On the 140-acre thinning, the method employed was a 29-person hand crew. Steep slopes and specific contract conditions (20 foot leave tree spacing) precluded the use of machinery. These 29 guys (half with chainsaws, half piling the cut trees into burn piles) descended upon the forest with such fervor as I have never seen. Practically running from tree to tree, pile to pile, they worked with the utmost speed as safety would permit. Trees were falling in all directions and the piling crew was throwing wood everywhere, leaving thousands of tidy piles that will ideally be burned.

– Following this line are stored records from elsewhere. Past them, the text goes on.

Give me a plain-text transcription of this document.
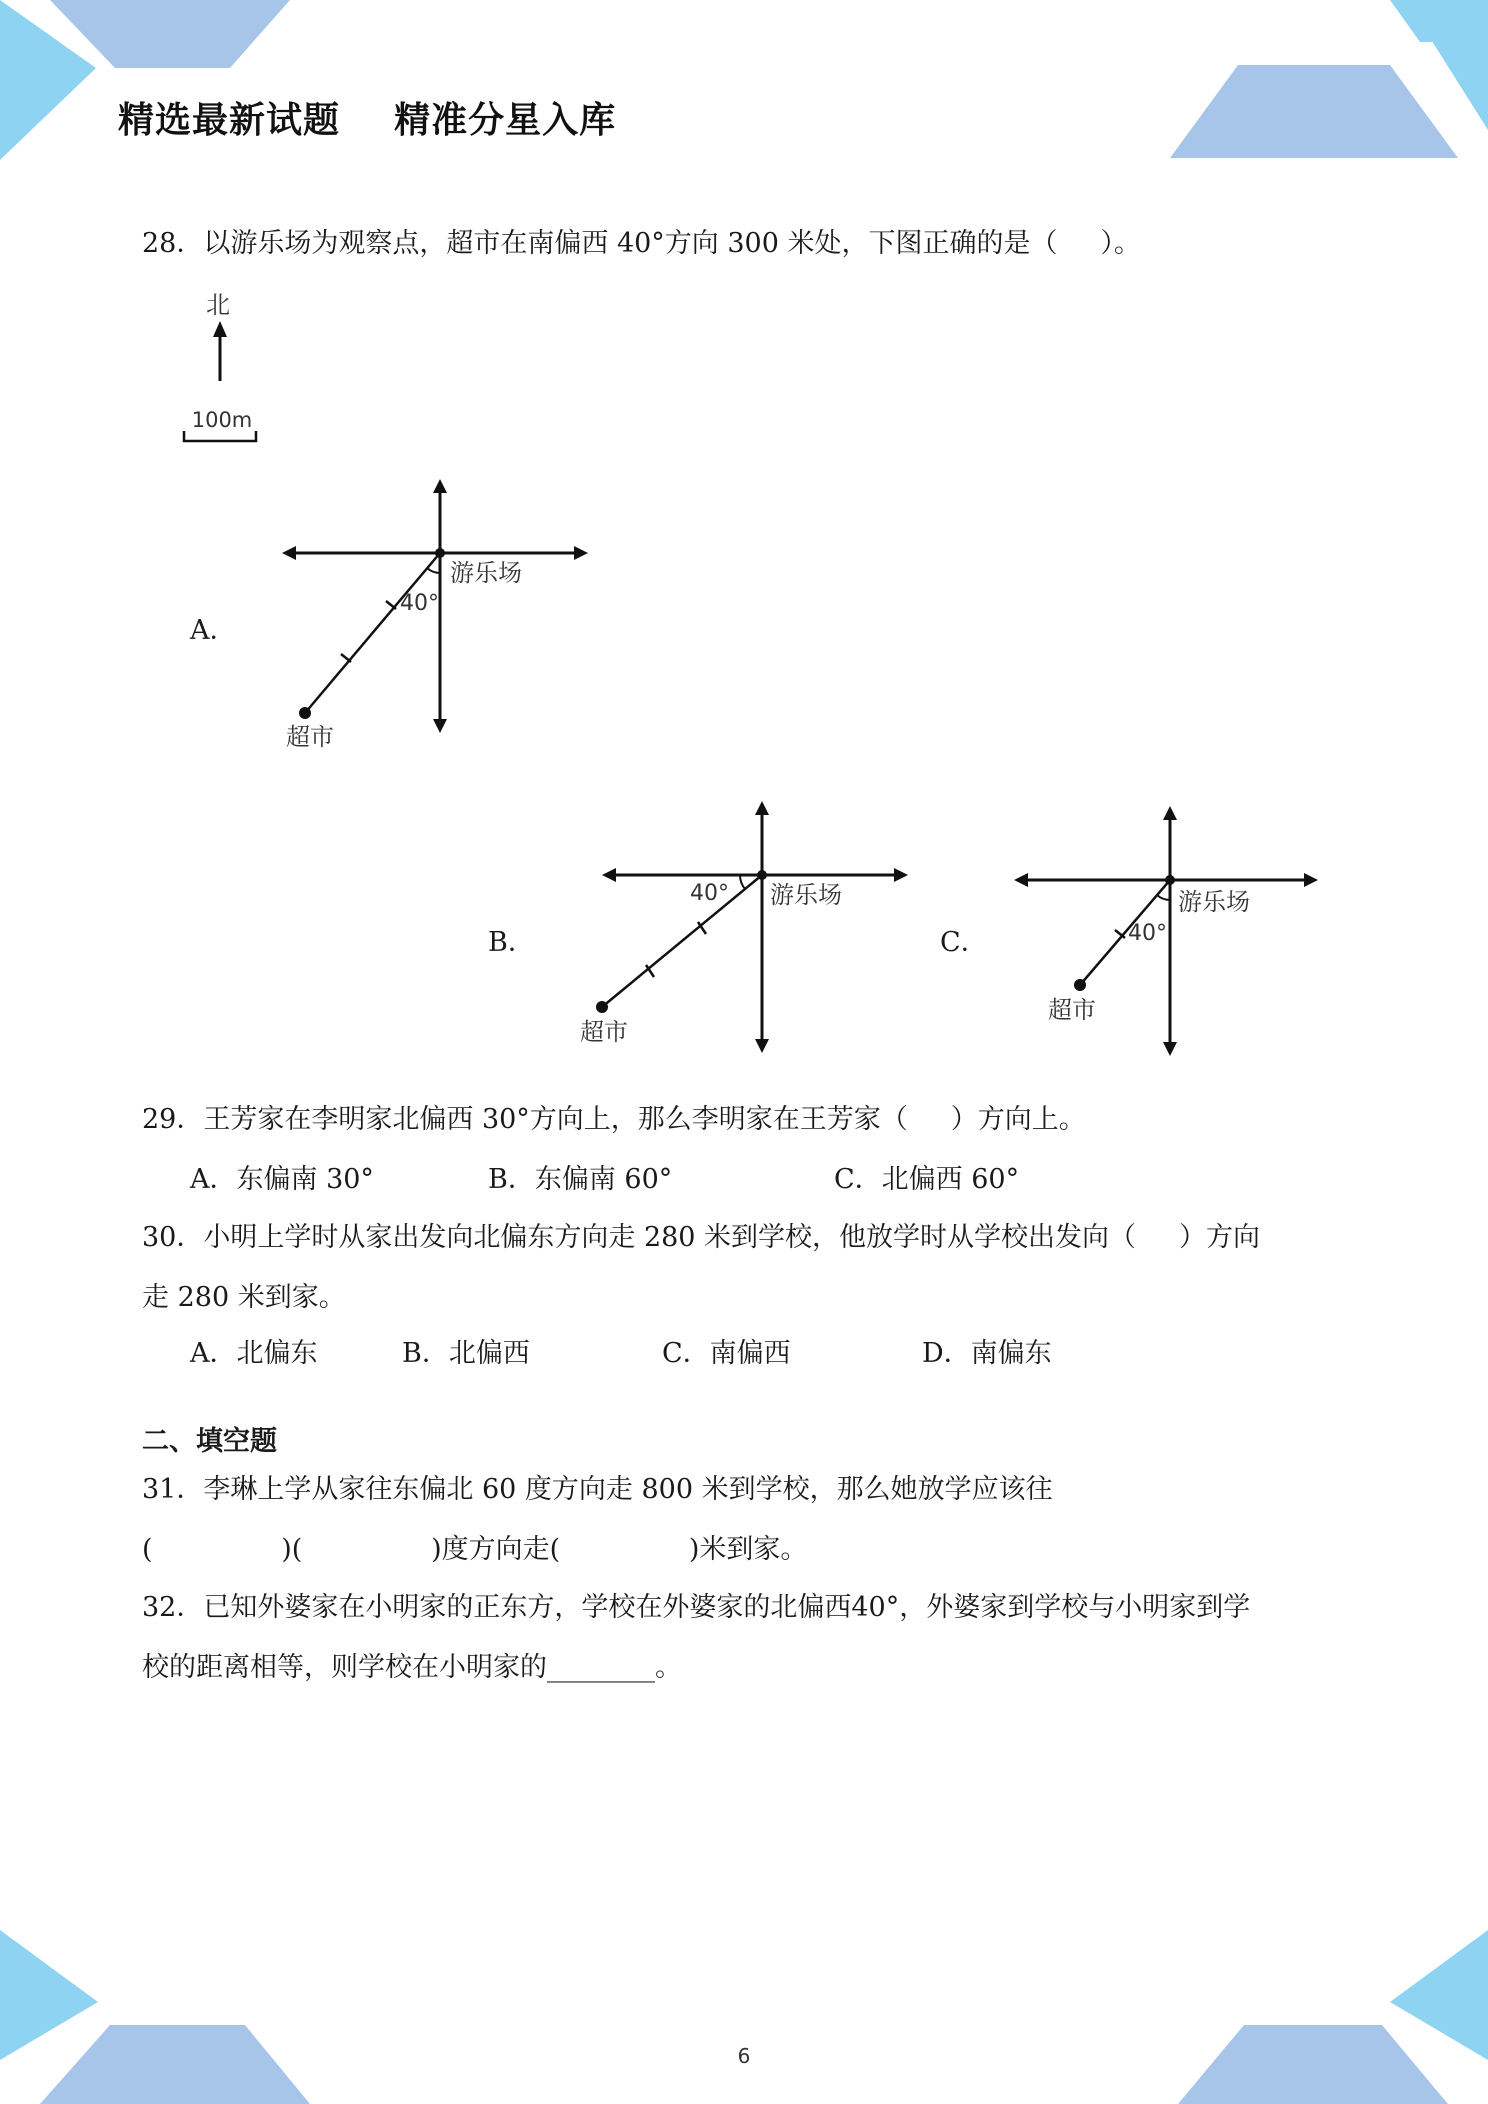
精选最新试题    精准分星入库
28．以游乐场为观察点，超市在南偏西 40°方向 300 米处，下图正确的是（     ）。
北
100m
A．
40°
游乐场
超市
B．
40° 游乐场
超市
C．	40°
游乐场
超市
29．王芳家在李明家北偏西 30°方向上，那么李明家在王芳家（     ）方向上。
A．东偏南 30°	B．东偏南 60°	C．北偏西 60°
30．小明上学时从家出发向北偏东方向走 280 米到学校，他放学时从学校出发向（     ）方向
走 280 米到家。
A．北偏东	B．北偏西	C．南偏西	D．南偏东
二、填空题
31．李琳上学从家往东偏北 60 度方向走 800 米到学校，那么她放学应该往
(               )(               )度方向走(               )米到家。
32．已知外婆家在小明家的正东方，学校在外婆家的北偏西40°，外婆家到学校与小明家到学
校的距离相等，则学校在小明家的________。
6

They made me feel lazy in comparison to all the manual labor I’ve ever done in my life.

Before thinning.

Before thinning.

 

See the difference?

See the difference?

On the 18-acre prairie restoration, nearly all of the trees are going. While some delicacy is needed around the majestic Black and White Oaks that were nearly shaded out by Douglas Fir, cutting and extracting this forest requires heavy machinery. Let me introduce you to the danglehead processor, a 7,000 pound attachment for an excavator that: 1) grabs a tree, 2) cuts the tree, 3) lowers the tree to the ground, 4) slides up and down the span of the tree to knock off branches, 5) measures diameter, and 6) cuts the tree into perfect lengths for the sawmill and biomass electric plant. The danglehead can process 3 trees per minute.

This thing eats trees.

This thing eats trees.

During free time, last night I sat in the tops of skeleton Sitka Spruce and Lodgepole Pine. How was it possible? I was walking on the BLM-managed Ma-le’l Dunes along the Pacific Ocean. The active dunes swallow this unique duo of conifers, leaving 2-foot-diameter trunks rooted in groundwater 20 feet below with only a handful of desperate knee-height needles that still manage to produce cones.

Let your mind be like a braided river’s channels, flowing from bank to bank. But when you focus, be like the Sun’s brilliant point of light as it’s about to melt into the horizon. And never be afraid to use metaphors that have certainly been used before!